These aren’t easy conversations. Here are a few tips to guide a productive conversation:

Talk Early, Talk Often

Just like with most everything, it’s important to be honest and open from the start. Begin having regular conversations about your parents’ future before it sneaks up on you. Sometimes it may take awhile for your parents to grow comfortable with the idea of moving. Give them (and yourself) plenty of opportunities to discuss options and express ideas.

Keep Trying

Oftentimes, a parent resists making a major life change because he or she is comfortable in their own home or in their familiar routine. But, as time progresses, there may be opportunities to challenge that comfort. For example, winter can be tough for seniors. It might be beneficial to remind your parent about the extra effort that accompanies a tough season. Perhaps they aren’t interested in enduring another winter of shoveling or home maintenance?

Be a Team

If you have siblings or other family members who are key voices in these conversations, it’s important to ensure everyone is included and on the same page. Moving to a senior living community is a big lifestyle change and it’s imperative that all family members remain united together, but also empathetic to your parents’ concerns. After all, your parents need to understand that the entire family is looking out for their best interest and just working to help them stay safe and independent. Successful conversations will occur when your parents don’t feel bullied by the family, but instead validated by the family’s willingness to listen and work together.
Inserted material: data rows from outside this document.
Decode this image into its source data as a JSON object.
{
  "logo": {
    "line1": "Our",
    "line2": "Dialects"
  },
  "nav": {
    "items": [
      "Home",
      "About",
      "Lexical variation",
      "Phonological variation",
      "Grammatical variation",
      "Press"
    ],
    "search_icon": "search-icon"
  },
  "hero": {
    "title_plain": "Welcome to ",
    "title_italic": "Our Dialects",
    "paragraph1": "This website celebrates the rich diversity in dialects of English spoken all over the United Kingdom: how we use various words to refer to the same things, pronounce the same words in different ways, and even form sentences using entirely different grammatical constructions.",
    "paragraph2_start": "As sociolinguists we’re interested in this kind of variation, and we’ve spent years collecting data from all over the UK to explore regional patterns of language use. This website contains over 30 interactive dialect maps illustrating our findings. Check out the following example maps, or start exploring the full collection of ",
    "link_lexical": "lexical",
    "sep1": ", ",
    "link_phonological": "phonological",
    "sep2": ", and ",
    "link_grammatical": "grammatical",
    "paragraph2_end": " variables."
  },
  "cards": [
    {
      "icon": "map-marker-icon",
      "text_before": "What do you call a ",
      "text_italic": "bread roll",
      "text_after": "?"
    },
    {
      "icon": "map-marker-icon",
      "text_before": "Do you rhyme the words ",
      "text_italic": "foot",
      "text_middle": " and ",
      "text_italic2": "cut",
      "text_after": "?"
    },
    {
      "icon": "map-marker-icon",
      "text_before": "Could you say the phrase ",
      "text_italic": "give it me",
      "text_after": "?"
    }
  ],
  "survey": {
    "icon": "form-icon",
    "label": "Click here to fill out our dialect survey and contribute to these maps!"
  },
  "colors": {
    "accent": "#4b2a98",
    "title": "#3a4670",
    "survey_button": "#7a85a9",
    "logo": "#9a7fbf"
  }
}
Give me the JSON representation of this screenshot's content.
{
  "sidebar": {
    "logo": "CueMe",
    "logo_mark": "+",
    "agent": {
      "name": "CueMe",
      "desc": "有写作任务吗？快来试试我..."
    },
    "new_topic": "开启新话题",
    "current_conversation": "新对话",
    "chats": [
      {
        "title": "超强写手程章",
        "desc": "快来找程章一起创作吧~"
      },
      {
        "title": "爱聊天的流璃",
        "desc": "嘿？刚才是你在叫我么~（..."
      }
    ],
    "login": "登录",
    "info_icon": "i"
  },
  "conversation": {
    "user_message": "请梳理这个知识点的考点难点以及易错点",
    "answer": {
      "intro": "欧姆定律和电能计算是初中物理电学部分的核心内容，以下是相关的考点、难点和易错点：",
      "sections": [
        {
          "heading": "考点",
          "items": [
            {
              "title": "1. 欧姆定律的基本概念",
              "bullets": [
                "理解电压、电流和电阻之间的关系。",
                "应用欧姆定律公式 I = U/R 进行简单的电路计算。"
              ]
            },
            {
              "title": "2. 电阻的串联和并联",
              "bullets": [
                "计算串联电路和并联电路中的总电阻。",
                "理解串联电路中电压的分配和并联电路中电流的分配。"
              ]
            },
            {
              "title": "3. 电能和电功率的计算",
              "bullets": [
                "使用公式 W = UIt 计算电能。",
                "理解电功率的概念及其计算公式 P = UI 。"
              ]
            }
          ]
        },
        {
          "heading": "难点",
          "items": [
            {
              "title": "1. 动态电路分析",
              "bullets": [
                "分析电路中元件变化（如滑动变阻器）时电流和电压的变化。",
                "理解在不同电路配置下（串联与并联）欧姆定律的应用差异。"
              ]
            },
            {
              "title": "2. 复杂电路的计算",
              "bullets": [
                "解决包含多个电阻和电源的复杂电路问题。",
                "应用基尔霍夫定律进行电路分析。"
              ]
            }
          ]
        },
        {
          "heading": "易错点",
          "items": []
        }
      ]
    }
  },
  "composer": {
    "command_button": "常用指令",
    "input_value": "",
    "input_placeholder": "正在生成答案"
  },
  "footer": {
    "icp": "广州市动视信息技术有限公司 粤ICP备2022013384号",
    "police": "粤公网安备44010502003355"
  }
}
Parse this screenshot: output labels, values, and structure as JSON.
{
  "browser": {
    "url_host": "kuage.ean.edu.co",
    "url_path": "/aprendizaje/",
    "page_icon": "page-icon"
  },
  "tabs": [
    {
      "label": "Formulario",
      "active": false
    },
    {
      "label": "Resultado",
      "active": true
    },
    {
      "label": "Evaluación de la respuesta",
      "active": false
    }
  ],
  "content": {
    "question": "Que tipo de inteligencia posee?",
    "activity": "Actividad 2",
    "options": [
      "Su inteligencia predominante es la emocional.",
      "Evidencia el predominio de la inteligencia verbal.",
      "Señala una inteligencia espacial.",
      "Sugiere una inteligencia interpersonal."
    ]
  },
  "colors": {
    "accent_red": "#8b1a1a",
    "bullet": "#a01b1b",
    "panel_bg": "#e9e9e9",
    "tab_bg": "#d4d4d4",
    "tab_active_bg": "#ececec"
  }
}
Tip: Still not having any luck? Consider bringing in a third party, such as a family doctor, who can offer an expert opinion and an outside perspective.

Ask About the Small Things

It’s not always about the big issues, like an illness or an injury. Keep an eye, and ear, out for the small issues that may highlight bigger concerns. Ask Dad what he had for dinner. Is he still able to prepare healthy food? Ask Mom about her cleaning routine. Is she still capable of washing and sorting the laundry? Take these opportunities to remind parents that there are alternative options, such as dining services and staff support at a senior living community.

Address Their Fears

Perhaps a parent is worried that leaving home will mean the loss of independence, privacy, or a social life. Instead of brushing off their concerns, address them early and often. Reassure your parents that while a transition like this is a big change, many of these matters are misconceptions. Many senior living communities are intentionally designed to extend choice, independence, and a sense of belonging to seniors. They provide opportunities for connection and social engagement, as well as private, quiet and comfortable spaces for all residents.

If this seems overwhelming, consider rehearsing the conversation with friends and family. These are important dialogues, and it’s important to handle them with respect, education, and understanding.